他倒不是沒想到去咨詢方銘,但是之前在奧路菲的電子病毒攻擊下,方銘的精神意識受到了相當的創傷,甚至一度還與冷睿失去了聯系,直到第三天,終于恢複了狀态的古代青年,在苦思冥想了半天後,才終于謹慎的開口道:
“我所知道的辦法,大概就是兩種,一個是“土地改革”,這個東西的本質就是進行社會生産資源的再分配,将軍隊與士兵個人的利益聯系在一起,效果非常厲害,但是你現在的時間卻不夠,另外,可能也就是‘割發代首’,以鐵血的紀律強行去維持士氣了。”
“那也就是沒有選擇了?‘鐵血’的紀律壓制嗎?那也隻好這樣了。”
無奈之下,咬了咬牙,冷睿終于堪稱決然的使用了後一種方法。
而這種方法,在方銘的解釋下,簡單來說,就是四個字——
“法則!”以及“懲罰!”
已經不再考慮自己在軍中的威望與人心,在這幾天裏,兩軍又發生了數次試探性的戰鬥,而在每戰之後,冷睿總會出現在出戰部隊的面前,而此刻的他,已然化身爲了維護軍隊秩序的“殺神”一般的存在。
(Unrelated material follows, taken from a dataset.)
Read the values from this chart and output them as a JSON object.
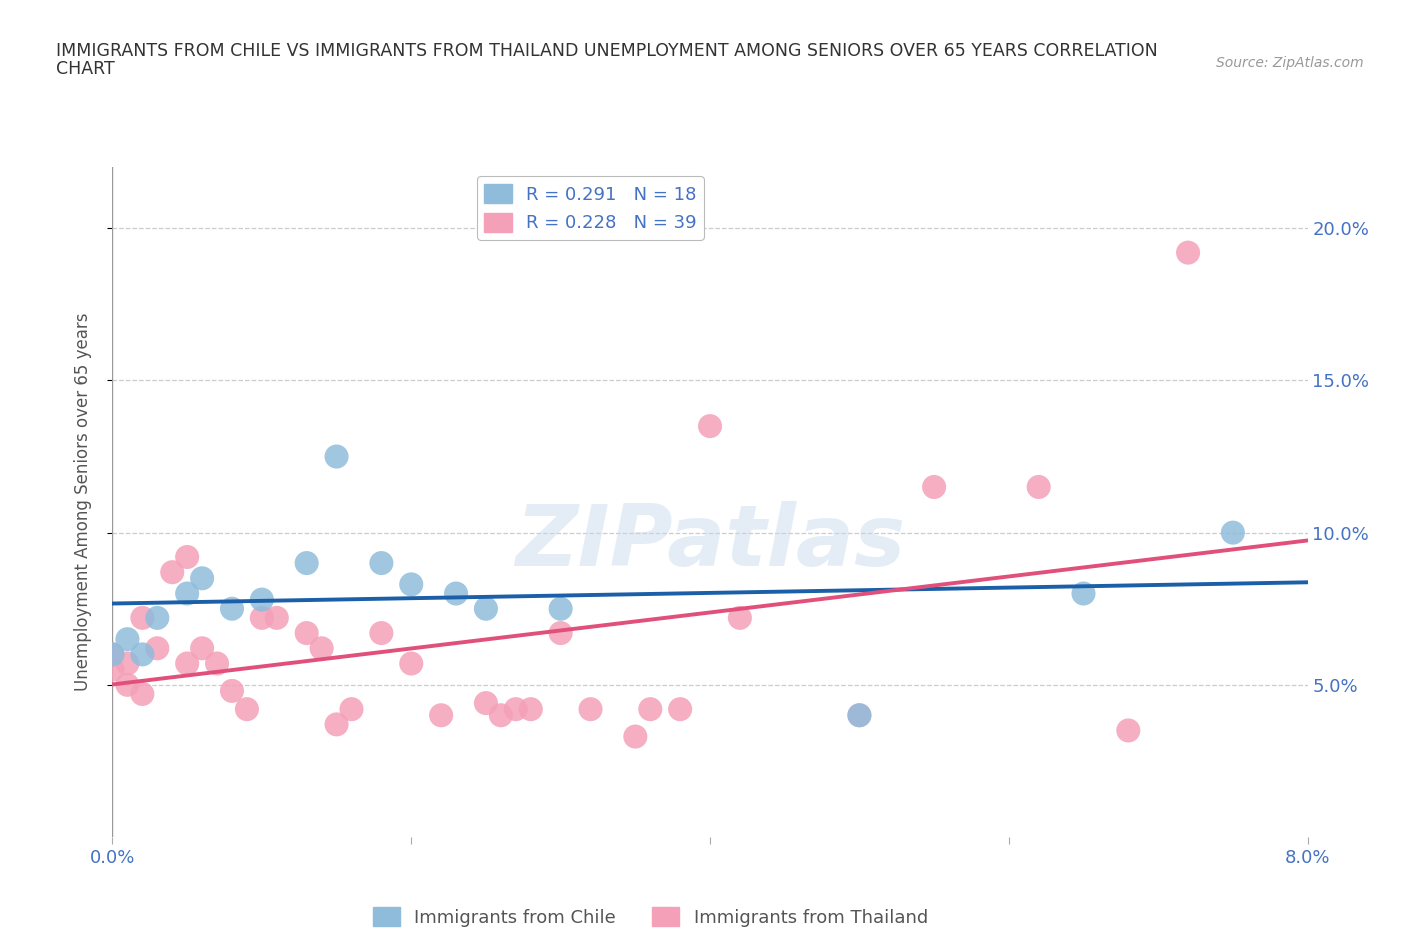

将亞薩的軍規嚴格化,并加以絲毫不講情面的鐵腕執行,背後也隻是苦笑着面對簡“你這樣做,可能會拯救共和國軍,但對于你自己,卻會讓自己盡失軍心的”的懇切勸說而不發一語,三天之内,被他處以軍法的亞薩軍兵已經超過了千人,而在背後,得知了冷睿曾一度被九人議會授予共和國元帥的軍銜的亞薩軍士兵們,以往看向“共和國英雄”的崇敬目光,此刻卻也已經被“鐵血元帥”帶來的刑罰和死亡所取代。
就這樣,在冷睿竭力的鎮壓之下,伴随着頻繁的小規模試探戰鬥,七天的時間已經過去,而海克利斯軍,也已然發動了第二次的進攻。